Let $\struct {X, \tau}$ be a topological vector space over $\GF$.
Let $N$ be a linear subspace of $X$.
Let $X/N$ be the quotient vector space of $X$ modulo $N$.
Let $\tau_N$ be the quotient topology on $X/N$.
Then $\struct {X/N, \tau_N}$ is Hausdorff if and only if:
- $N$ is a closed linear subspace.
Proof
Let $\pi : X \to X/N$ be the quotient mapping.
Let $\VV$ be the set of open neighborhoods of ${\mathbf 0}_X$.
Let $\VV_N$ be the set of open neighborhoods of ${\mathbf 0}_{X/N}$.
Then, we have, from Expression for Closure of Set in Topological Vector Space:
- $\ds N = \bigcap_{V \mathop \in \VV} \paren {N + V}$
From Preimage of Image of Linear Transformation, we have $\pi^{-1} \sqbrk {\pi \sqbrk V} = \ker \pi + V$.

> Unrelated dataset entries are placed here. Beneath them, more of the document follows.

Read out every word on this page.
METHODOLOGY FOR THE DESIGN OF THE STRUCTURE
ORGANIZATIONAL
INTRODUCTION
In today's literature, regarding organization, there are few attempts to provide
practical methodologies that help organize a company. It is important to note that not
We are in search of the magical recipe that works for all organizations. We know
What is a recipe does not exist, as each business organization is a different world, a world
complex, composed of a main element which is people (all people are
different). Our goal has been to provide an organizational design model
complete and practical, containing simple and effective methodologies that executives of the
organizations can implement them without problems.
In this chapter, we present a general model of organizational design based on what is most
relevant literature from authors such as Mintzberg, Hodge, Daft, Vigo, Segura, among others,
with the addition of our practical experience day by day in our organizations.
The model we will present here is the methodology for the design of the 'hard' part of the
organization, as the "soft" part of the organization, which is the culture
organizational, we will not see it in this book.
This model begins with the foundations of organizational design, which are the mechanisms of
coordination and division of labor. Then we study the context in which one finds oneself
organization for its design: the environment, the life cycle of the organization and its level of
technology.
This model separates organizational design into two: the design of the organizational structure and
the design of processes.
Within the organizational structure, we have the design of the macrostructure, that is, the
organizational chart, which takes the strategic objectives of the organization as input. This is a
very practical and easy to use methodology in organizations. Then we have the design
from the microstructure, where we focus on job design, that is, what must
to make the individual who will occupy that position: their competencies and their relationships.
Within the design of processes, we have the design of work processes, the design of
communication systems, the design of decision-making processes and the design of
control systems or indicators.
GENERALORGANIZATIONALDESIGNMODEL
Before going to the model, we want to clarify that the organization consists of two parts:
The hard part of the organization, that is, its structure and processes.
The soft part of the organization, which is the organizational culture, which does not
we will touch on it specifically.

From Kernel of Quotient Mapping, we then obtain $\pi^{-1} \sqbrk {\pi \sqbrk V} = N + V$.
Hence, we have:
- $\ds N^- = \bigcap_{V \mathop \in \VV} \pi^{-1} \sqbrk {\pi \sqbrk V}$
From Preimage of Intersection under Mapping: Family of Sets, we obtain:
- $\ds N^- = \pi^{-1} \sqbrk {\bigcap_{V \mathop \in \VV} \pi \sqbrk V}$
Since $\pi$ is surjective, we obtain:
- $\ds \pi \sqbrk {N^-} = \pi \sqbrk {\pi^{-1} \sqbrk {\bigcap_{V \mathop \in \VV} \pi \sqbrk V} } = \bigcap_{V \mathop \in \VV} \pi \sqbrk V$
From Open Set in Quotient Topological Vector Space, we have:
- $\VV_N = \set {\pi \sqbrk U : U \in \VV}$
Hence, we have:
- $\ds \pi \sqbrk {N^-} = \bigcap_{U \in \VV_N} U$
We argue that $\pi \sqbrk {N^-} = \set { {\mathbf 0}_{X/N} }$ if and only if $N^- = N$.

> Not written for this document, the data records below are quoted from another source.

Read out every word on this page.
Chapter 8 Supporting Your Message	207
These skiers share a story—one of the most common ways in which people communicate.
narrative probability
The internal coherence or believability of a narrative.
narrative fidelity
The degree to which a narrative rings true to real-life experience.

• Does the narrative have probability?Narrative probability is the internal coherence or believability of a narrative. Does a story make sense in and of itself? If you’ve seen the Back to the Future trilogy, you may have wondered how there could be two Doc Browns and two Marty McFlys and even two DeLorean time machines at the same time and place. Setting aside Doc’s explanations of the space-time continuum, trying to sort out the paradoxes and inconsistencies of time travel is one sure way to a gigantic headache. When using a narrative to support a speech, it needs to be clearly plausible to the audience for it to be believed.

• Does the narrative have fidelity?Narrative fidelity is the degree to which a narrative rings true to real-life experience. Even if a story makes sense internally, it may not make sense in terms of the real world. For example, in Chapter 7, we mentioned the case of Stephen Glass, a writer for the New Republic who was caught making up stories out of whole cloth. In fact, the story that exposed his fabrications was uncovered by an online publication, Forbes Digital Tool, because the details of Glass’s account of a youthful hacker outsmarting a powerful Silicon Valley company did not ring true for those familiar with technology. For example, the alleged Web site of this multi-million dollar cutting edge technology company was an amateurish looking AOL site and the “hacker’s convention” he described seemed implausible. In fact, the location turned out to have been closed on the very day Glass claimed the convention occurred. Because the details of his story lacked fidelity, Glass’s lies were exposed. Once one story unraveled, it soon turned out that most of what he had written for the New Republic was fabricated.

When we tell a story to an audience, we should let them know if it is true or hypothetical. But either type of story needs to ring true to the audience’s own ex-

If $N^- = N$, then we immediately have $\pi \sqbrk {N^-} = \pi \sqbrk N = \set { {\mathbf 0}_{X/N} }$.
If $N^- \ne N$, then there exists $x_0 \in N^- \setminus N$.

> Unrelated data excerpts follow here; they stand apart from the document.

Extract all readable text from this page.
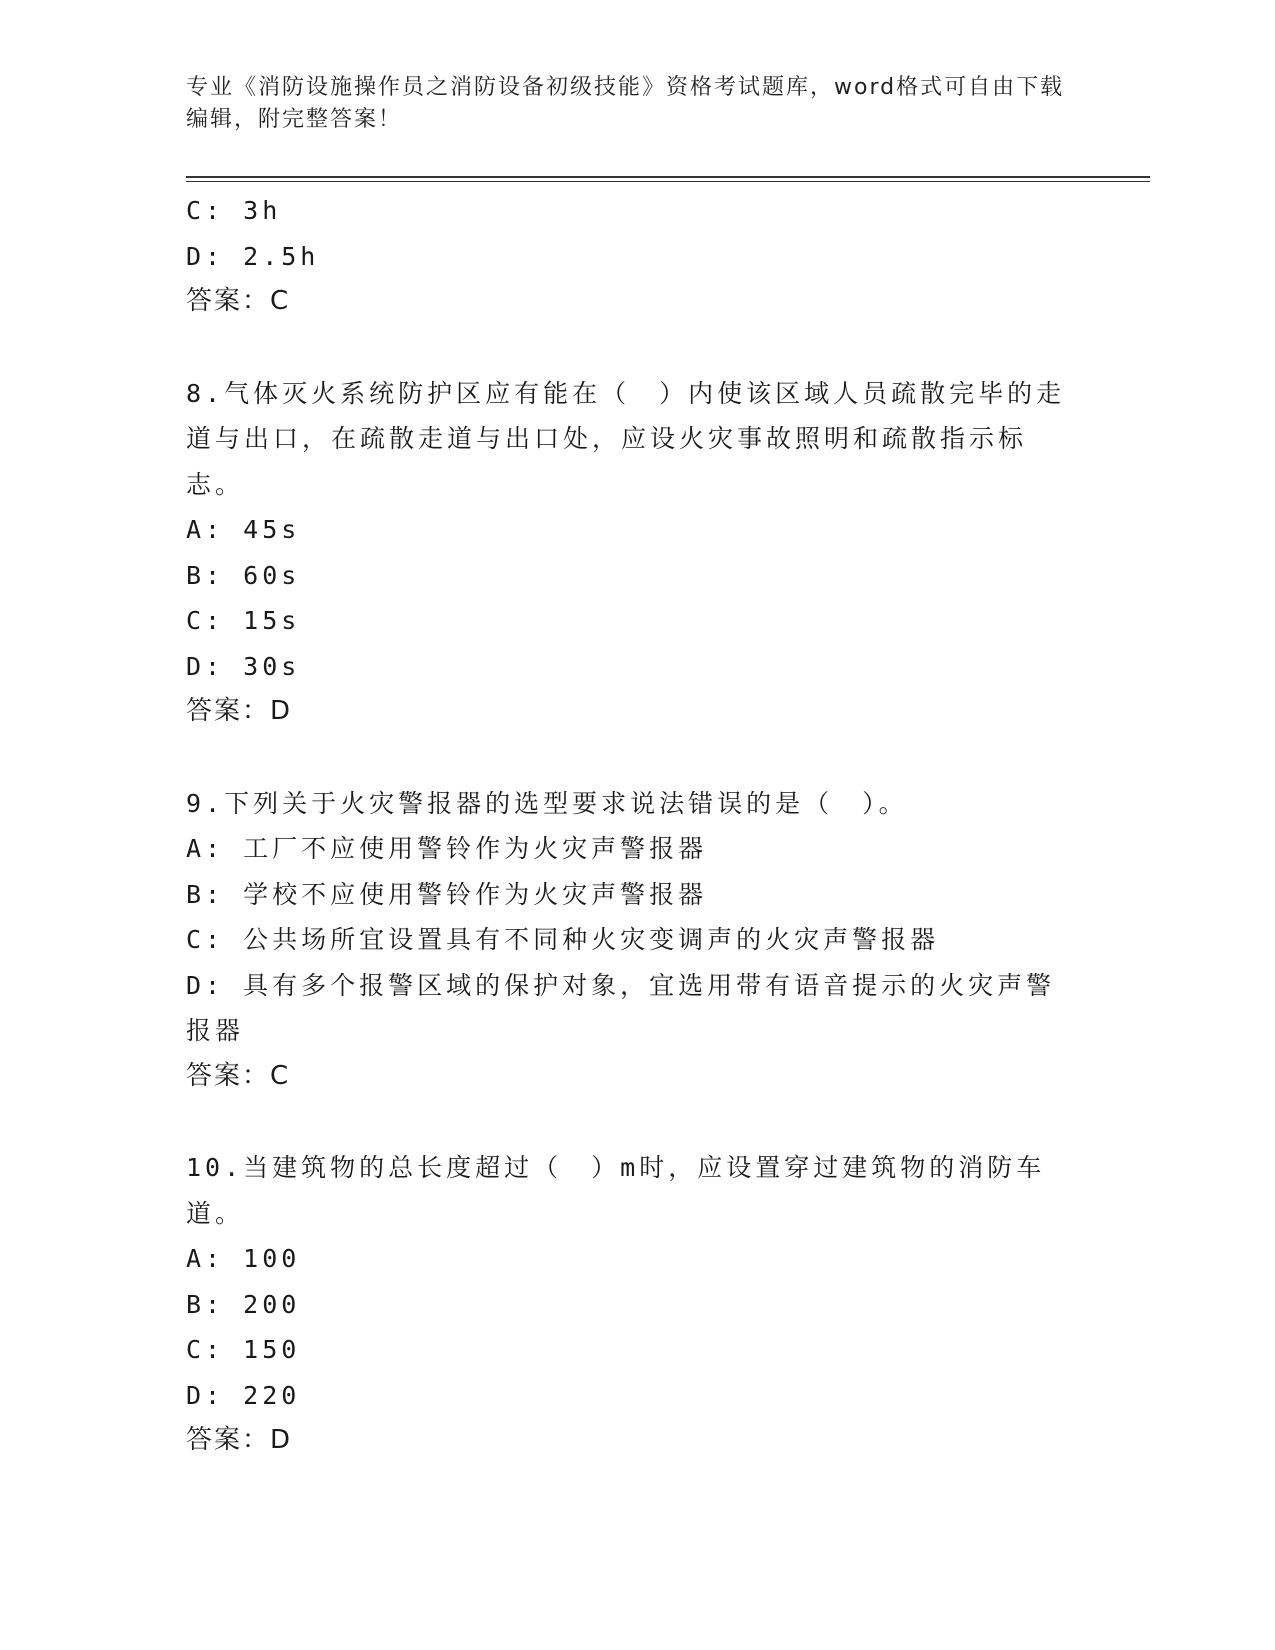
专业《消防设施操作员之消防设备初级技能》资格考试题库，word格式可自由下载编辑，附完整答案！
C: 3h
D: 2.5h
答案：C
8.气体灭火系统防护区应有能在（　）内使该区域人员疏散完毕的走道与出口，在疏散走道与出口处，应设火灾事故照明和疏散指示标志。
A: 45s
B: 60s
C: 15s
D: 30s
答案：D
9.下列关于火灾警报器的选型要求说法错误的是（　）。
A: 工厂不应使用警铃作为火灾声警报器
B: 学校不应使用警铃作为火灾声警报器
C: 公共场所宜设置具有不同种火灾变调声的火灾声警报器
D: 具有多个报警区域的保护对象，宜选用带有语音提示的火灾声警报器
答案：C
10.当建筑物的总长度超过（　）m时，应设置穿过建筑物的消防车道。
A: 100
B: 200
C: 150
D: 220
答案：D
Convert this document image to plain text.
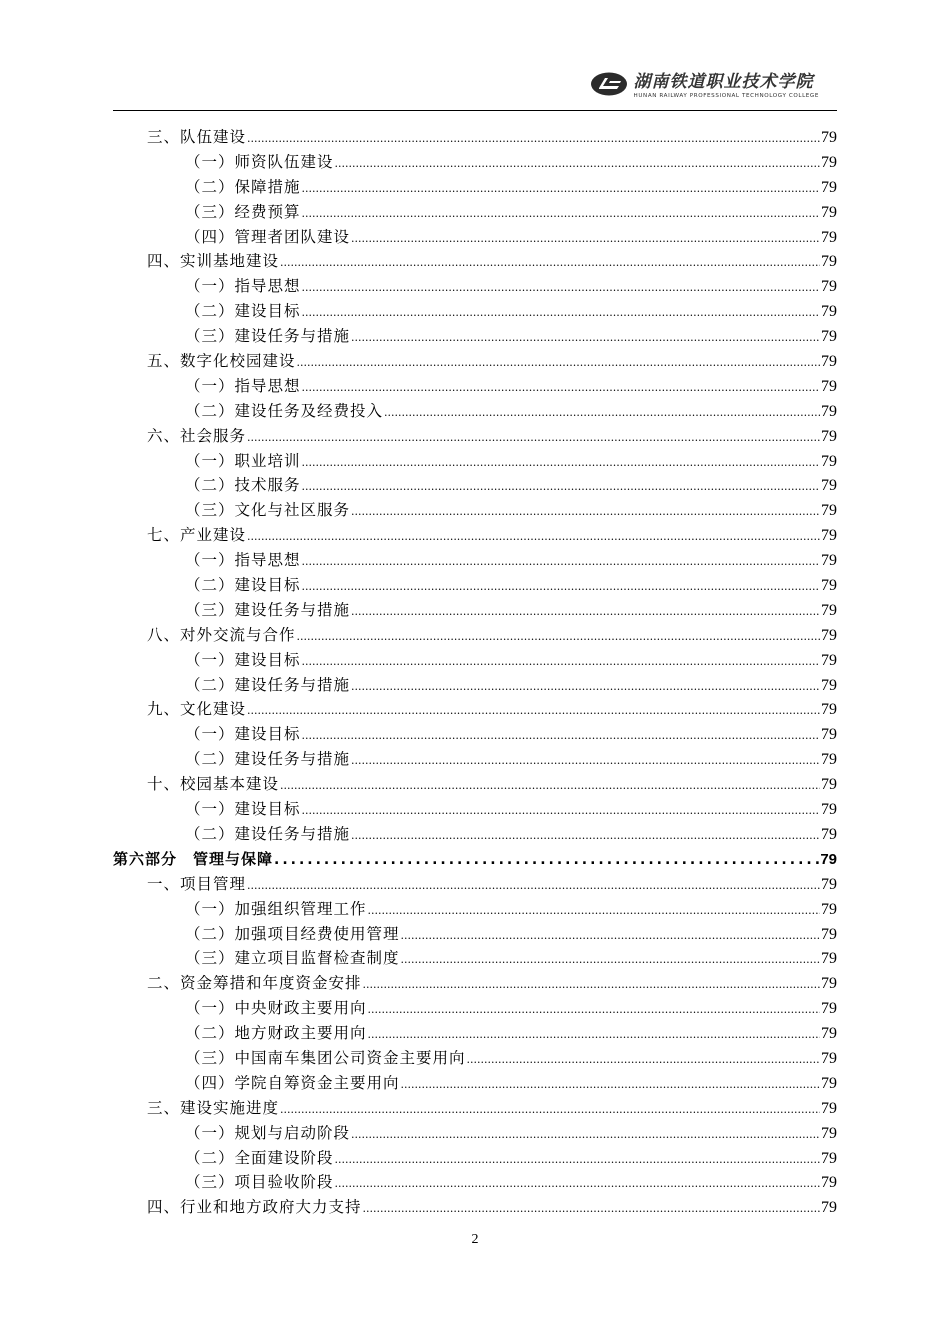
湖南铁道职业技术学院
HUNAN RAILWAY PROFESSIONAL TECHNOLOGY COLLEGE
三、队伍建设 .....	79
（一）师资队伍建设 .....	79
（二）保障措施 .....	79
（三）经费预算 .....	79
（四）管理者团队建设 .....	79
四、实训基地建设 .....	79
（一）指导思想 .....	79
（二）建设目标 .....	79
（三）建设任务与措施 .....	79
五、数字化校园建设 .....	79
（一）指导思想 .....	79
（二）建设任务及经费投入 .....	79
六、社会服务 .....	79
（一）职业培训 .....	79
（二）技术服务 .....	79
（三）文化与社区服务 .....	79
七、产业建设 .....	79
（一）指导思想 .....	79
（二）建设目标 .....	79
（三）建设任务与措施 .....	79
八、对外交流与合作 .....	79
（一）建设目标 .....	79
（二）建设任务与措施 .....	79
九、文化建设 .....	79
（一）建设目标 .....	79
（二）建设任务与措施 .....	79
十、校园基本建设 .....	79
（一）建设目标 .....	79
（二）建设任务与措施 .....	79
第六部分　管理与保障 .....	79
一、项目管理 .....	79
（一）加强组织管理工作 .....	79
（二）加强项目经费使用管理 .....	79
（三）建立项目监督检查制度 .....	79
二、资金筹措和年度资金安排 .....	79
（一）中央财政主要用向 .....	79
（二）地方财政主要用向 .....	79
（三）中国南车集团公司资金主要用向 .....	79
（四）学院自筹资金主要用向 .....	79
三、建设实施进度 .....	79
（一）规划与启动阶段 .....	79
（二）全面建设阶段 .....	79
（三）项目验收阶段 .....	79
四、行业和地方政府大力支持 .....	79
2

From Kernel of Quotient Mapping, we then have $\map \pi {x_0} \ne {\mathbf 0}_{X/N}$ and hence $\pi \sqbrk {N^-} \ne \set { {\mathbf 0}_{X/N} }$.
Hence we have $\pi \sqbrk {N^-} = \set { {\mathbf 0}_{X/N} }$ if and only if $N^- = N$.
From Set is Closed iff Equals Topological Closure, we therefore have that $\pi \sqbrk {N^-} = \set { {\mathbf 0}_{X/N} }$ if and only if $N$ is closed.
That is, $N$ is closed if and only if:
- $\ds \bigcap_{U \in \VV_N} U = \set { {\mathbf 0}_{X/N} }$
From Characterization of Hausdorff Topological Vector Space, we conclude that $N$ is closed if and only if $X/N$ is Hausdorff.
$\blacksquare$